The establishment group was the impatient men of their time. Many of them were part of a ginger group with the cumbersome name “Reformed Evangelical Protestant Association”- REPA.

But last month’s Southern Cross reported a new group of ministers banding together to set up their own shared parish missions. They are not waiting for St Andrew’s house to organise it, they are impatient for mission. (And St Andrews house is probably cheering them on anyway.)

They may not all be so young, and they don’t sound so militant, but there is something REPA-ish about this new group. You might say you REPA what you sow.

Why I am not an Anglican

If ever there was a week to feel good about being Anglican it was this week, with the Anglican Communion moving to discipline the wayward American Episcopal Church.

But let’s imagine that things had gone badly. What if the liberals had captured the Anglican Communion last week and got control of everything Anglican?

Some things simply would not change: the gospel would have remained good news. God’s word would still be true in all that it affirms. The Lord Jesus would still be the only way to the Father. His death on the cross would still be enough to save even me.

On the downside, a lot of historic buildings might fall down. Moore College would have to buy a new campus – but we need to do that anyway. And while I don’t go to one of those flagship supposedly-hardline parishes, I’m sure we would leave our buildings and I would be stacking chairs in some school hall each Sunday.

The things that would change under my pewsitter’s nightmare are not the important ones. When ‘we’ve been there ten thousand years’ we won’t remember bricks and mortar. 
So let me confess (while the Editor is not looking). I am not really an Anglican.

Sydney Anglican means to me “I am an Anglican in Sydney”. If I lived somewhere else I might be a Presbyterian or get immersed in the Baptists.

It is something in my Christian DNA that I got from my adoptive parents. They grew up in the slummy part of London that Hitler improved. They used to be Anglican – until the local bishop decided that their evangelical church really needed a minister who would dress up, waft incense, and treat communion like a sacrifice. So they became Baptists.

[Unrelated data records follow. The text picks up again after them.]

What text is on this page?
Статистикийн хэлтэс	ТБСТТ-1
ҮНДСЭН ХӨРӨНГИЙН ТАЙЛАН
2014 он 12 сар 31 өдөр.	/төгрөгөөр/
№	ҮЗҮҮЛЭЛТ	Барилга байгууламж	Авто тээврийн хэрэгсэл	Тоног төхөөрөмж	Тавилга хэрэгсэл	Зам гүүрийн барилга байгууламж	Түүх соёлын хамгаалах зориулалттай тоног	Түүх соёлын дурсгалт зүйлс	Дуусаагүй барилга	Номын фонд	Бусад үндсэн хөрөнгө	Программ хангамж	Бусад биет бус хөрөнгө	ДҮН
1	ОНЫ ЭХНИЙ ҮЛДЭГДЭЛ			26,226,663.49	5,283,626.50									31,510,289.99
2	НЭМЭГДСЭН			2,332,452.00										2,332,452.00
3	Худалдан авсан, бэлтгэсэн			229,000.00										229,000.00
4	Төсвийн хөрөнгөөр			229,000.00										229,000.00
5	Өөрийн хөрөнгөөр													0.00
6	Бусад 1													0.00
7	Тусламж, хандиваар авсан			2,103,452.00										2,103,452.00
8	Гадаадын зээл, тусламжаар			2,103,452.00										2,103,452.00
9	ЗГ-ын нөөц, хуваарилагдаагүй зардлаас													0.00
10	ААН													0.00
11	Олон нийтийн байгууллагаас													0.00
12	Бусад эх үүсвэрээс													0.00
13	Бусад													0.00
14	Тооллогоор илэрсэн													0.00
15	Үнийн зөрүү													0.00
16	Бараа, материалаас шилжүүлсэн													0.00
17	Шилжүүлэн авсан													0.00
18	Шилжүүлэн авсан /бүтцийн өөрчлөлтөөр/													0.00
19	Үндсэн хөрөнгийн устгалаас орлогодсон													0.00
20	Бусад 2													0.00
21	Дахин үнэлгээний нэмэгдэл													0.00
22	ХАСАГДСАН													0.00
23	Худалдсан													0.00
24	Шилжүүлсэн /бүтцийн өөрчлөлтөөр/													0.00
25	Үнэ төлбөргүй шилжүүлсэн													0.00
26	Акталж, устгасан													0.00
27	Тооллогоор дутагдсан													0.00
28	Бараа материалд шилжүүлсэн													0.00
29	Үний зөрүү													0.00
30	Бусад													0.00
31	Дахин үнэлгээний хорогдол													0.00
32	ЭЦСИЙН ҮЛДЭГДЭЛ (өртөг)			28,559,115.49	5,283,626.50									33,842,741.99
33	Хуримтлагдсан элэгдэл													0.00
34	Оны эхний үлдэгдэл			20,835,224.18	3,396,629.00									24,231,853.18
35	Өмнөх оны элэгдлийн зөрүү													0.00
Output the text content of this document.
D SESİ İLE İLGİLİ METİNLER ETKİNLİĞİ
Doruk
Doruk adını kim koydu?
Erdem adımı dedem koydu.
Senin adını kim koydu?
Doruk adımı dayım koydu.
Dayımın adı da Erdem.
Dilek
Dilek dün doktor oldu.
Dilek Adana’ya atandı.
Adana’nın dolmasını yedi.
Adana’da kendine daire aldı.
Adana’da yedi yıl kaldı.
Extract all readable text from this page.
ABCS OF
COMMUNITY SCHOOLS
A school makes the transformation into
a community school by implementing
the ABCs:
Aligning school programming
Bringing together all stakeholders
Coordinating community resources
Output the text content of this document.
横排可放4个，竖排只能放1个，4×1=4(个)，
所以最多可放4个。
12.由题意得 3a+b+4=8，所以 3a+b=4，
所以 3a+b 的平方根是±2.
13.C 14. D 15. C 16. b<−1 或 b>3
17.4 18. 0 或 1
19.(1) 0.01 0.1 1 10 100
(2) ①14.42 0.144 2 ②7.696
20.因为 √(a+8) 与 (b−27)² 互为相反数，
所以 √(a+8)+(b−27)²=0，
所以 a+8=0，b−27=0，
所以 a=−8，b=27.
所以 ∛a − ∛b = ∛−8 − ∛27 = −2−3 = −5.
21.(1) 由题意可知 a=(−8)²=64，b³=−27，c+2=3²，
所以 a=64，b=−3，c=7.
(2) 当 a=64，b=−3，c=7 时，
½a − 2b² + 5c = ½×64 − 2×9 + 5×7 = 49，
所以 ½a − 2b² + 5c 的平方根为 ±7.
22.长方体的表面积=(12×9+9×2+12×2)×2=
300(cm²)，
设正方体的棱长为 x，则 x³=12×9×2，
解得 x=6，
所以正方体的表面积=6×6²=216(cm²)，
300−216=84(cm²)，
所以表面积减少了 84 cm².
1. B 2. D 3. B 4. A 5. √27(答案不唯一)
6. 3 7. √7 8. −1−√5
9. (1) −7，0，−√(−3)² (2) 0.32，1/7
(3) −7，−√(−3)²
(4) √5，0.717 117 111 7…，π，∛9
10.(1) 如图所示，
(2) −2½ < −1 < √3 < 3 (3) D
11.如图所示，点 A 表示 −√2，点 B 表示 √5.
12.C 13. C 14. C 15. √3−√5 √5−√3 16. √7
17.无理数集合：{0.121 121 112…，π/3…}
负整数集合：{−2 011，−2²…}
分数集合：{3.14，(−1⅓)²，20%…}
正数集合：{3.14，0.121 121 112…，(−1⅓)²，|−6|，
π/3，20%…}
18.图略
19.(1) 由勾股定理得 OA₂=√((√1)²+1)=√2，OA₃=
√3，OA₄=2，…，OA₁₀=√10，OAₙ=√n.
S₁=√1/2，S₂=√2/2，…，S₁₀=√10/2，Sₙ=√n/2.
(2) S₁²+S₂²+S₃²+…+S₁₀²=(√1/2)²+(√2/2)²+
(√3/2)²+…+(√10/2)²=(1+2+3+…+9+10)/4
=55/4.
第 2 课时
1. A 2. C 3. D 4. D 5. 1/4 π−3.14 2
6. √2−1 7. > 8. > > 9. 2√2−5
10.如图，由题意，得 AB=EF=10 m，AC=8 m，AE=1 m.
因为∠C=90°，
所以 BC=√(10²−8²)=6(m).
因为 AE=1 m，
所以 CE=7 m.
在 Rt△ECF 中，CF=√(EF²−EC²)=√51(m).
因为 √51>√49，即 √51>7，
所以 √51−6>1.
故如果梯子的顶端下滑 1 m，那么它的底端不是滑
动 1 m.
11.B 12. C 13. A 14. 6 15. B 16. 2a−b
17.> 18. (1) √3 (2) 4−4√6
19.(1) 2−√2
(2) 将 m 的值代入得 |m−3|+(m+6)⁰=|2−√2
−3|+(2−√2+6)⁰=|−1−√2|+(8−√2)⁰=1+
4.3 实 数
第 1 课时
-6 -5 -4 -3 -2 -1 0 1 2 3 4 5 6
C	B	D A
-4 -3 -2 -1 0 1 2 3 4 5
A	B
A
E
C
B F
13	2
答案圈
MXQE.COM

“Go to the nearest church that teaches the Bible that you can put up with” became their motto. I can’t better it.

The great advantage about being Anglican is that there is nothing special about it. There’s no doctrine that is uniquely ours. We are plain vanilla Christians.

So this pewsitter is only pretending to be an Anglican. The strain has become too much, I must confess – but does that make me a catholic? My next column could be in a different paper! 
In the last few weeks some people really thought that the Anglican Communion was going to come to a sticky end.

Moore College student and noted blogger David Ould comforted them: “The thing to grasp is that the church is so much bigger than the Anglican Communion. Our unity comes from our common confession that ‘salvation belongs to our God who sits on the throne and to the lamb’ not by whether we have appropriate Episcopal oversight”.

To which the pewsitter says “Amen” (if that is not too Anglican).